Sure, the networks can now transmit both SD and HDTV but there is little that is true HD - and most HD is merely simulcast with the SD programs anyway. Believe it or not, a lot of the do-called “HD” programming is itself up-scaled from SD, which means that it might fill a large screen but quality-wise, it’s no better than the SD program.

We’ll explain the important difference between HD and true HD (or more correctly Full HD) shortly.

However, on the reception side, there have been considerable developments. Over the last few years, a large proportion of the population has upgraded their TV sets to large-screen LCD or plasma HD sets. Many people have also purchased Blu-Ray players which are recorded at the ‘Full HD’ standard. When connected to a display with an HDMI or component video cable, many large-screen TVs and projectors will display the image at this quality.

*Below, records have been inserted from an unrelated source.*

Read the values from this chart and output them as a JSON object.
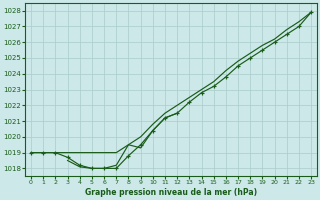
{
  "title": "Graphe pression niveau de la mer (hPa)",
  "bg_color": "#cce8e8",
  "grid_color": "#aacccc",
  "line_color": "#1a5c1a",
  "xlim": [
    -0.5,
    23.5
  ],
  "ylim": [
    1017.5,
    1028.5
  ],
  "yticks": [
    1018,
    1019,
    1020,
    1021,
    1022,
    1023,
    1024,
    1025,
    1026,
    1027,
    1028
  ],
  "xticks": [
    0,
    1,
    2,
    3,
    4,
    5,
    6,
    7,
    8,
    9,
    10,
    11,
    12,
    13,
    14,
    15,
    16,
    17,
    18,
    19,
    20,
    21,
    22,
    23
  ],
  "line1_x": [
    0,
    1,
    2,
    3,
    4,
    5,
    6,
    7,
    8,
    9,
    10,
    11,
    12,
    13,
    14,
    15,
    16,
    17,
    18,
    19,
    20,
    21,
    22,
    23
  ],
  "line1_y": [
    1019.0,
    1019.0,
    1019.0,
    1019.0,
    1019.0,
    1019.0,
    1019.0,
    1019.0,
    1019.5,
    1020.0,
    1020.8,
    1021.5,
    1022.0,
    1022.5,
    1023.0,
    1023.5,
    1024.2,
    1024.8,
    1025.3,
    1025.8,
    1026.2,
    1026.8,
    1027.3,
    1027.9
  ],
  "line2_x": [
    0,
    1,
    2,
    3,
    4,
    5,
    6,
    7,
    8,
    9,
    10,
    11,
    12,
    13,
    14,
    15,
    16,
    17,
    18,
    19,
    20,
    21,
    22,
    23
  ],
  "line2_y": [
    1019.0,
    1019.0,
    1019.0,
    1018.7,
    1018.2,
    1018.0,
    1018.0,
    1018.0,
    1018.8,
    1019.5,
    1020.4,
    1021.2,
    1021.5,
    1022.2,
    1022.8,
    1023.2,
    1023.8,
    1024.5,
    1025.0,
    1025.5,
    1026.0,
    1026.5,
    1027.0,
    1027.9
  ],
  "line3_x": [
    3,
    4,
    5,
    6,
    7,
    8,
    9,
    10,
    11,
    12
  ],
  "line3_y": [
    1018.5,
    1018.1,
    1018.0,
    1018.0,
    1018.2,
    1019.5,
    1019.3,
    1020.4,
    1021.2,
    1021.5
  ]
}
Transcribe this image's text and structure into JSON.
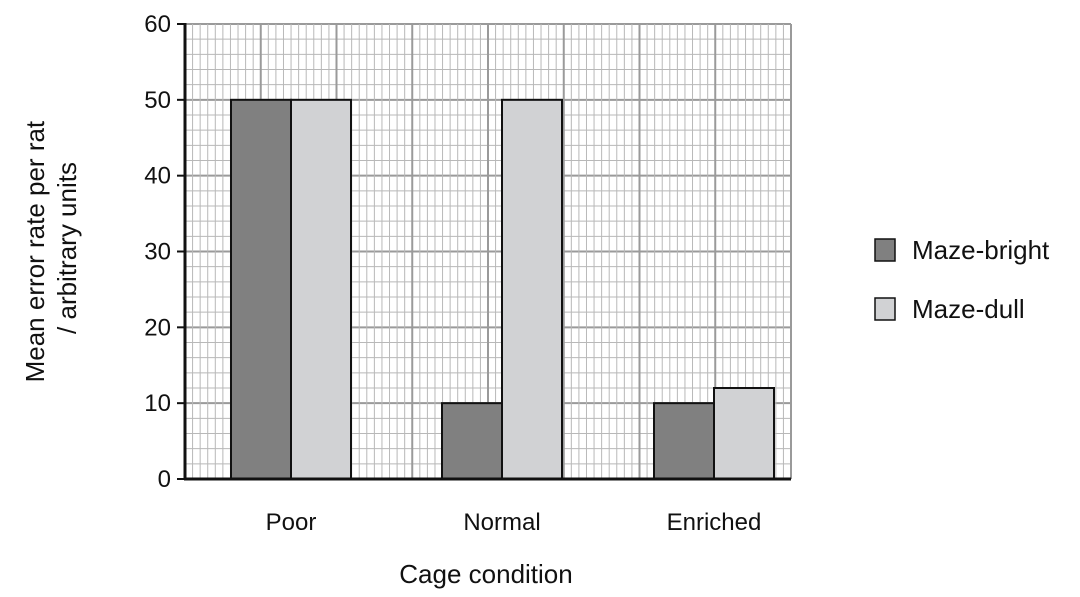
{
  "chart_data": {
    "type": "bar",
    "categories": [
      "Poor",
      "Normal",
      "Enriched"
    ],
    "series": [
      {
        "name": "Maze-bright",
        "values": [
          50,
          10,
          10
        ],
        "color": "#808080"
      },
      {
        "name": "Maze-dull",
        "values": [
          50,
          50,
          12
        ],
        "color": "#d1d2d4"
      }
    ],
    "ylim": [
      0,
      60
    ],
    "yticks": [
      0,
      10,
      20,
      30,
      40,
      50,
      60
    ],
    "xlabel": "Cage condition",
    "ylabel_lines": [
      "Mean error rate per rat",
      "/ arbitrary units"
    ],
    "grid": true,
    "legend_position": "right"
  }
}
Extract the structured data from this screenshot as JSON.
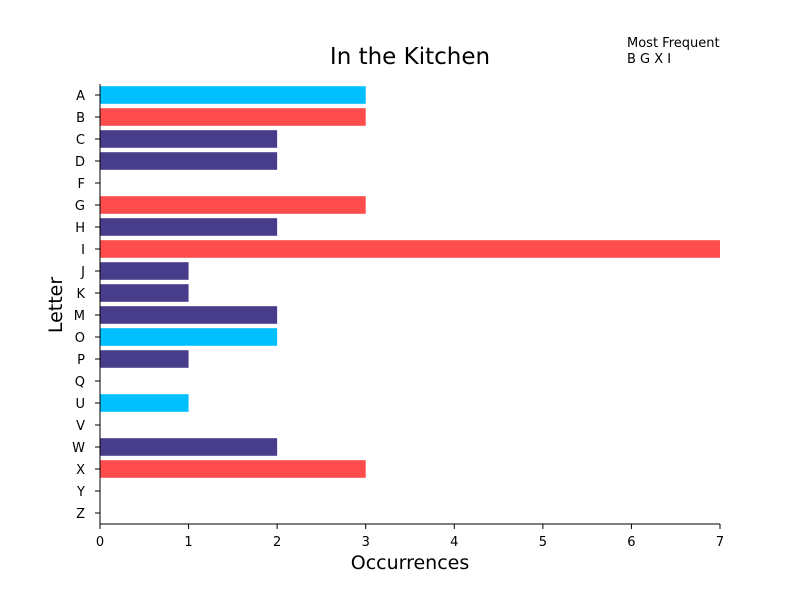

But free-to-air broadcasters and Pay-TV operators do not transmit signals at the ‘Full HD’ standard.

Freeview

We’ve also been “blessed” with a raft of “new” digital TV programming under the “Freeview” banner but as viewers well know, that hasn’t meant much in the way of new programs.

In fact, during 2009 TV channels were forced to change their advertising which claimed Freeview offered a whole lot more than it delivered.

With only a few exceptions, most new Freeview channels are simply copies of existing channels.